Ce n’est pas parfait, mais c’est déjà mieux. On peut toujours viser le risque zéro, mais c’est une illusion.

Le Canada a aussi des leçons à tirer de cet accident. Il n’y a pas encore de forage pétrolier dans l’Arctique, mais ce n’est qu’une question de temps. Or, BP et d’autres compagnies sont déjà à l’œuvre pour assouplir les normes.

L’Office national de l’énergie, chargé de réglementer l’exploration et l’exploitation du pétrole et du gaz, annonçait en février dernier qu’il s’apprêtait à examiner la politique de forage de puits de secours dans la mer de Beaufort. L’accident de Louisiane va peut-être influencer positivement les négociations.

Car dans le Nord, ou dans un territoire maritime confiné comme le golfe du Saint-Laurent, un déversement pétrolier majeur ferait plus de ravages que sur les côtes de la Louisiane, car les bactéries qui dégradent les résidus pétroliers y seraient bien moins actives que dans les eaux chaudes du golfe du Mexique.

L’accident va aussi avoir un gros impact sur la politique américaine relative au forage pétrolier, dont je vous parlais récemment. Vendredi, le président Obama a demandé à son administration de surseoir à toute autorisation de nouveau forage pétrolier offshore. Disons que cela va devenir difficile de ne pas parler des risques environnementaux…

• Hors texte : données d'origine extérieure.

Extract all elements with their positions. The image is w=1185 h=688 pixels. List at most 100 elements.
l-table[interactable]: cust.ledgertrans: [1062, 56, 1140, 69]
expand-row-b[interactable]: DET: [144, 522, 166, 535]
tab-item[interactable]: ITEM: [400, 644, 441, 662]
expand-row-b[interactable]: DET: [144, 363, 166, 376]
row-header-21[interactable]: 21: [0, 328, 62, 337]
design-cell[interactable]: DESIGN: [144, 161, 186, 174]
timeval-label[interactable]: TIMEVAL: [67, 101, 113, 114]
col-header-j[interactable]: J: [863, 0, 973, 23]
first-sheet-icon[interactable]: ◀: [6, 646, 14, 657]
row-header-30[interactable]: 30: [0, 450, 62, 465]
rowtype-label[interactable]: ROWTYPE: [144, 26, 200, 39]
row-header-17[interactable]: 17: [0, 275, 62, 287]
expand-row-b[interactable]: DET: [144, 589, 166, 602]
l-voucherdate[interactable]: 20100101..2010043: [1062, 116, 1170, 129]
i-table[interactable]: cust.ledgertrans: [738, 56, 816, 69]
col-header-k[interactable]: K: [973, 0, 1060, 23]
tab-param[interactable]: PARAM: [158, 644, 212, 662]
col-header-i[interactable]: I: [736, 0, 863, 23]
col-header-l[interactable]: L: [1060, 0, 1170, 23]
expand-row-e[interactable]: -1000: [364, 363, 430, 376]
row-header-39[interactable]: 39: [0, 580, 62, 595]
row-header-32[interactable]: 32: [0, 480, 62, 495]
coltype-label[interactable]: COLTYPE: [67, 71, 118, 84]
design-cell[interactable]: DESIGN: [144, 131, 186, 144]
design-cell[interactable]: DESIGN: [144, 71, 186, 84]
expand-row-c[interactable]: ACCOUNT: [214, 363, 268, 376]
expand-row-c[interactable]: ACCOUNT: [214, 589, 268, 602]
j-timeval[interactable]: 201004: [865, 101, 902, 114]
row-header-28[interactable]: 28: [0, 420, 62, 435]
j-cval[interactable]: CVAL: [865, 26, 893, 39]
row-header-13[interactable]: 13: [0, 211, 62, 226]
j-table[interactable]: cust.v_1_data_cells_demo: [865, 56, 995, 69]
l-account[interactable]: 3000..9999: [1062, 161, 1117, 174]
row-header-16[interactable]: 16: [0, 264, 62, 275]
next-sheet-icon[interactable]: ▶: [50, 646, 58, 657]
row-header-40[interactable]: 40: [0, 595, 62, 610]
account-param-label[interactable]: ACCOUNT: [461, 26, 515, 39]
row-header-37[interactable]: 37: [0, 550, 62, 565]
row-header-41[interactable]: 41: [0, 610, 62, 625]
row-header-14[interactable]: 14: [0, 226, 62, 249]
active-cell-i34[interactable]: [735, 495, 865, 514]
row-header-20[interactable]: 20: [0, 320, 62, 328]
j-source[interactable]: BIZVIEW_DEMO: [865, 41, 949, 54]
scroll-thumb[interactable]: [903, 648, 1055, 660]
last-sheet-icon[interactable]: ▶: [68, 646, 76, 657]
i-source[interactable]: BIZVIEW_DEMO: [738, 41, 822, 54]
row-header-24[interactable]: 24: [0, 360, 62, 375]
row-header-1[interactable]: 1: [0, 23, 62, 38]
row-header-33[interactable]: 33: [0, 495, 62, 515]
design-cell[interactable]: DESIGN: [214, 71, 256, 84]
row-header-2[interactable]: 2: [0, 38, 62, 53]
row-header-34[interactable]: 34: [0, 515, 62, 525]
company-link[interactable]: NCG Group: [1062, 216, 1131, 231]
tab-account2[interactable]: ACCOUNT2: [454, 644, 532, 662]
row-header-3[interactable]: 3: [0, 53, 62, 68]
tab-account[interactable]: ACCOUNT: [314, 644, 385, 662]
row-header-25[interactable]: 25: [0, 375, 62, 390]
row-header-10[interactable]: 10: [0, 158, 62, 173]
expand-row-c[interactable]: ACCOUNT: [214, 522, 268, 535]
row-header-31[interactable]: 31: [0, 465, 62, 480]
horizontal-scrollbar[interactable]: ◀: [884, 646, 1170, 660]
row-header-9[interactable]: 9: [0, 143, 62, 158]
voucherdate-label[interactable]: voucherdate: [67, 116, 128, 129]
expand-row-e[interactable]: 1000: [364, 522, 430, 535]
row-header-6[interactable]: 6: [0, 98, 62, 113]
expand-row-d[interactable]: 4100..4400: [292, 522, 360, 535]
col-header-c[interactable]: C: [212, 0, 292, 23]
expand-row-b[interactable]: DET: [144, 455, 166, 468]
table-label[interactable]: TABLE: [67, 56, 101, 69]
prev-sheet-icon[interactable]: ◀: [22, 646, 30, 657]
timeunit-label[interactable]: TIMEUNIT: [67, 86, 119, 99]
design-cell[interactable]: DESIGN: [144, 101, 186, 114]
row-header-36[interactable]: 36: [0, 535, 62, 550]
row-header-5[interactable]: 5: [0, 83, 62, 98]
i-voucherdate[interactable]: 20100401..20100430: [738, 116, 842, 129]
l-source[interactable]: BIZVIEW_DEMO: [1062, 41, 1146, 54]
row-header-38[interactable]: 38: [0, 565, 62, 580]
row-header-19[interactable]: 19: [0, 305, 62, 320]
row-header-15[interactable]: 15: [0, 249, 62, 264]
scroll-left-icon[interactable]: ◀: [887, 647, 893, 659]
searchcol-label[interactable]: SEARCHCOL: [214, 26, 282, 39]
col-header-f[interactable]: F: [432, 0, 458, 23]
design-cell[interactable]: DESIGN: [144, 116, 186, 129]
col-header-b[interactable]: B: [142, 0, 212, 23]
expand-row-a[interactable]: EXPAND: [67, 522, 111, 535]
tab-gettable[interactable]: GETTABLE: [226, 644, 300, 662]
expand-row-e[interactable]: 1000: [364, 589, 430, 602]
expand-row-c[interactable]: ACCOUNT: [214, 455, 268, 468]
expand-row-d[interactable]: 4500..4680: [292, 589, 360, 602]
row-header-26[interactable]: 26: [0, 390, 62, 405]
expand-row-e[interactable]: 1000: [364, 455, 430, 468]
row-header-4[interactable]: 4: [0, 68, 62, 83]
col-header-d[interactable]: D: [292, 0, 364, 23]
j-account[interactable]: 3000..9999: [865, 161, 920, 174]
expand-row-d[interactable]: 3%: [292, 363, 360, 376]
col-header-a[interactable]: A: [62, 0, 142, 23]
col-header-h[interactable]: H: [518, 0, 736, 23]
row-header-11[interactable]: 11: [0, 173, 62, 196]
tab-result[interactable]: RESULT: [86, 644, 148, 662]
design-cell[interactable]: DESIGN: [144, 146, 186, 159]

Les Américains vont devoir faire face à un dilemme : continuer à dépendre du reste du monde pour assouvir leur soif de pétrole, ou supporter le risque écologique dont ils vont maintenant bien comprendre ce qu’il signifie.

Espérons qu’ils vont prendre conscience qu’il existe une troisième option, plus durable et moins risquée  : mettre fin à l’incroyable gaspillage de pétrole qu’engendre leur mode de vie…

En attendant les résultats de l’enquête, gardons-nous cependant de condamner en bloc l’industrie pétrolière ou même la compagnie BP pour cet accident.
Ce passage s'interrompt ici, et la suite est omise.